Does Todd Frazier Make the White Sox Contenders in the AL Central?

The White Sox made a huge trade, acquiring Todd Frazier from the Reds. Does it make them contenders?

The Cubs aren't the only team in Chicago that knows how to have a little offseason fun.

On Wednesday, the White Sox traded for one of the National League's best power hitters, All-Star and Home Run Derby champion Todd Frazier, in a three-way deal with the Cincinnati Reds and Los Angeles Dodgers. And with the addition of Brett Lawrie earlier in the offseason, they have remade the left side of their infield and may have turned themselves contenders to win the wide-open American League Central.

Frazier is likely to be the best power hitter to be traded this off-season, and he will be a much-needed addition for the White Sox.

Last year, Frazier hit .255/.309/.498 with 35 homers, 89 RBI, 82 runs scored and 13 stolen bases. He had an fWAR of 4.4, a bWAR of 4.0 and a nERD of 1.23 that was 58th in all of baseball last season. That means a lineup full of Fraziers would score 1.23 runs per game more than a league average player.

Frazier has big-time power and is going to another park that will play to his strengths.

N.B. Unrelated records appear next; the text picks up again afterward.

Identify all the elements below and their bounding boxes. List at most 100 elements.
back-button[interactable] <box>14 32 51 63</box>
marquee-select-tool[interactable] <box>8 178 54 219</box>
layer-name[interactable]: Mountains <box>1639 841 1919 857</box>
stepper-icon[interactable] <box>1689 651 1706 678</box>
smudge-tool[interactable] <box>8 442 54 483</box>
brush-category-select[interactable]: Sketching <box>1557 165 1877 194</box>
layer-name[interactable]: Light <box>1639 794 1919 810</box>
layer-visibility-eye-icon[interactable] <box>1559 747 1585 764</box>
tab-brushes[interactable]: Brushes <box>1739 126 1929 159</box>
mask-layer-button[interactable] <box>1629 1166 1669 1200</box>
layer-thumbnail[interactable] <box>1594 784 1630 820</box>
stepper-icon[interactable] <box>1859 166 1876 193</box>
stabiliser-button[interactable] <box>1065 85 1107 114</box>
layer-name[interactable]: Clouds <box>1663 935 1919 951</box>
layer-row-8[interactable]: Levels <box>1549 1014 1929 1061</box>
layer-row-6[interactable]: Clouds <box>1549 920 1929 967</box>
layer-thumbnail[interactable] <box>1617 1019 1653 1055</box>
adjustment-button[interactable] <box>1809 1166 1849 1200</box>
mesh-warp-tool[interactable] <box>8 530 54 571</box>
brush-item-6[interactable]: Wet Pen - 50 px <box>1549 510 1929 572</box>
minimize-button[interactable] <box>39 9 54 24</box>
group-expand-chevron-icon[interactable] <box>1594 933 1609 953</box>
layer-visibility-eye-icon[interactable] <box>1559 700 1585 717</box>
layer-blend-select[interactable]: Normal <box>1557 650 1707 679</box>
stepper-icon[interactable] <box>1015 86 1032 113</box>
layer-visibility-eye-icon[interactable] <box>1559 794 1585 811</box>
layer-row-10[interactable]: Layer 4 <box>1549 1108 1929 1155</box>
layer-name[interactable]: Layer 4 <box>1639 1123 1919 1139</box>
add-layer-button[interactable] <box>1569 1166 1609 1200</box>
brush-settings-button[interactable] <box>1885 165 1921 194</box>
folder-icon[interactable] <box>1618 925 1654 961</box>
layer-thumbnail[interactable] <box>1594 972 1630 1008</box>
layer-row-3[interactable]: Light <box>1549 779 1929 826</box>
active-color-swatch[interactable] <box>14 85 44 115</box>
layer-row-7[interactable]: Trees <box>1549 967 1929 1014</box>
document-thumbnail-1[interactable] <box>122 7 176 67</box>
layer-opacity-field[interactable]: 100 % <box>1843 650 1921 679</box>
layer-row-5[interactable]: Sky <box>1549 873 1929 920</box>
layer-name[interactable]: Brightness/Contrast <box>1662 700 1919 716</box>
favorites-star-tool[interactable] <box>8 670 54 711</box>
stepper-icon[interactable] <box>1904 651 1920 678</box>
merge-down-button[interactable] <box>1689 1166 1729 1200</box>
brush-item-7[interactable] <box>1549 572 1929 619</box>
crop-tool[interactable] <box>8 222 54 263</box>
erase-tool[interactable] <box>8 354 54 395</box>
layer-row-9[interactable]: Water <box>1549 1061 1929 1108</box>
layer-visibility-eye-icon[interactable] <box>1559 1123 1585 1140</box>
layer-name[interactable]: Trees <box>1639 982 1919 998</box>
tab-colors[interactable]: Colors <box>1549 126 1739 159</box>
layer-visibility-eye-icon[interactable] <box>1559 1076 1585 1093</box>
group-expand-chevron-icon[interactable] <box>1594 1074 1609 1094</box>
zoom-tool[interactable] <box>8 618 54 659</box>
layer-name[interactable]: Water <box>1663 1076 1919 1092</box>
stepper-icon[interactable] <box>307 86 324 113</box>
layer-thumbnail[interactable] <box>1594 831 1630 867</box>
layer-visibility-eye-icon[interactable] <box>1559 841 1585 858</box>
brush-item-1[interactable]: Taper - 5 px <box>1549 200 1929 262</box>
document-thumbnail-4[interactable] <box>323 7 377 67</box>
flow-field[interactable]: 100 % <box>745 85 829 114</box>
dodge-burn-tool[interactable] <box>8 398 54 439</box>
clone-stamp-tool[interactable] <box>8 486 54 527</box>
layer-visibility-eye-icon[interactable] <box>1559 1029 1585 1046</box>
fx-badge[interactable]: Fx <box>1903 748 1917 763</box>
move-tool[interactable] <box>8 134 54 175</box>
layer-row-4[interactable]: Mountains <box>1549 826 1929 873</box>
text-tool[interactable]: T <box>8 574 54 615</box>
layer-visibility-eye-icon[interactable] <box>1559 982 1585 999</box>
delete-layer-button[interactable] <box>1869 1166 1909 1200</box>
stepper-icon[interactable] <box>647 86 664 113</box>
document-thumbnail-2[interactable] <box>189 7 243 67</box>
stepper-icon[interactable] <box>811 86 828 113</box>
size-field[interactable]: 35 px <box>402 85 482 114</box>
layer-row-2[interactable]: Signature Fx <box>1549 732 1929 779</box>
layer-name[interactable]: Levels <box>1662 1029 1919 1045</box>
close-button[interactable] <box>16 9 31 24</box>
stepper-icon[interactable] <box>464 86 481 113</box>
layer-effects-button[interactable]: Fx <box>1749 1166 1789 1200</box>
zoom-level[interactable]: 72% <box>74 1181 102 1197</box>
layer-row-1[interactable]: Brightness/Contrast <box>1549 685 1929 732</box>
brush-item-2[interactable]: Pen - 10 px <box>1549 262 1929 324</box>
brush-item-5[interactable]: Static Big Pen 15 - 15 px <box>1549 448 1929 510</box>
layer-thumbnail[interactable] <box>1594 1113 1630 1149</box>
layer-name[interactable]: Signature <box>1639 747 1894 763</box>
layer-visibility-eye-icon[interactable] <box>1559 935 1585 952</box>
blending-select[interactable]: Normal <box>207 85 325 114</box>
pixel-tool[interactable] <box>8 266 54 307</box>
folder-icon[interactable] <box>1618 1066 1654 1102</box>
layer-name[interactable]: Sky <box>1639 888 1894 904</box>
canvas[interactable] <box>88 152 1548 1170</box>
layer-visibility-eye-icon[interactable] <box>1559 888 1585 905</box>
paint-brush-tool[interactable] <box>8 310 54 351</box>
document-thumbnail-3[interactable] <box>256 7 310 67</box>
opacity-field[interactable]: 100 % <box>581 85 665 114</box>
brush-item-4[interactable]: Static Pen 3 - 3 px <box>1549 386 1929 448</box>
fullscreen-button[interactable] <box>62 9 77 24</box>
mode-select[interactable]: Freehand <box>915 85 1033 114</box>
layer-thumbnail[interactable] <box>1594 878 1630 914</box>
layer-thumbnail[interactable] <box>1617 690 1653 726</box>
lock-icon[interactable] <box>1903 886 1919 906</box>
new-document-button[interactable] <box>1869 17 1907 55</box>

Last season, U.S. Cellular Field was the eighth-friendliest for home runs. Frazier's former home, Cincinnati's Great American Ball Park, was seventh. 

He was one of four players last year to hit at least 35 homers and 40 doubles, joining AL MVP Josh Donaldson, New York's Yoenis Cespedes, and Colorado's Nolan Arenado. Among MLB third basemen, Frazier was third in isolated power (.242 ISO) and home runs (35), fifth in slugging percentage (.498), and eighth in fWAR and weighted on base average (.342 wOBA).

Not only that, he's also one of the best defensive third basemen in the game.

His six Defensive Runs Saved (DRS) was seventh among MLB third basemen, he was sixth in Ultimate Zone Rating and sixth in Fangraphs' overall Def rating.

However, it wasn't a perfect season for Frazier in 2015.

1st Half.284.337.585.9222514617.4
2nd Half.220.274.390.664107523.7

Perhaps he blew a tire winning the Home Run Derby at the All Star Game but his first half-second half splits were not good at all last year. He had the same problem in 2014, batting .290/.353/.500 with an .853 OPS in the first half followed by a .247/.312/.396 slash line and a .707 OPS in the second half that year.

However, he will undoubtedly help the White Sox' offense, forming a dynamic duo with Jose Abreu in the middle of that lineup. And it's a lineup that, based on last year's stats, can use all the help it can get.

They finished dead last in fWAR among position players in the AL last year with 3.1. That is a horrifically low number. Despite playing in one of the most homer-friendly stadiums in baseball, they hit an American League-worst 136 dingers in 2015, and were dead last in runs scored, OPS, ISO, wOBA, slugging percentage and wRC+. They also finished second-to-last in on-base percentage, and were 13th in doubles.

With a little more offense, the White Sox can contend in their division. They boast one of the strongest rotations, fronted by Chris Sale, Jose Quintana, Jordan Danks and Carlos Rodon, but could still use another bat or two. The Kansas City Royals have lost some key pieces from their championship roster last year (Ben Zobrist and Johnny Cueto) and are expected to lose Alex Gordon as well. The Indians have a strong rotation and are seen as contenders too, and the Tigers will be in the mix after signing Jordan Zimmermann to a big free agent deal and still have Miguel Cabrera doing Miguel Cabrera things.

Getting Frazier was a step in the right direction. But Chicago is still a bat or two away from being the favorites to win the AL Central in 2016.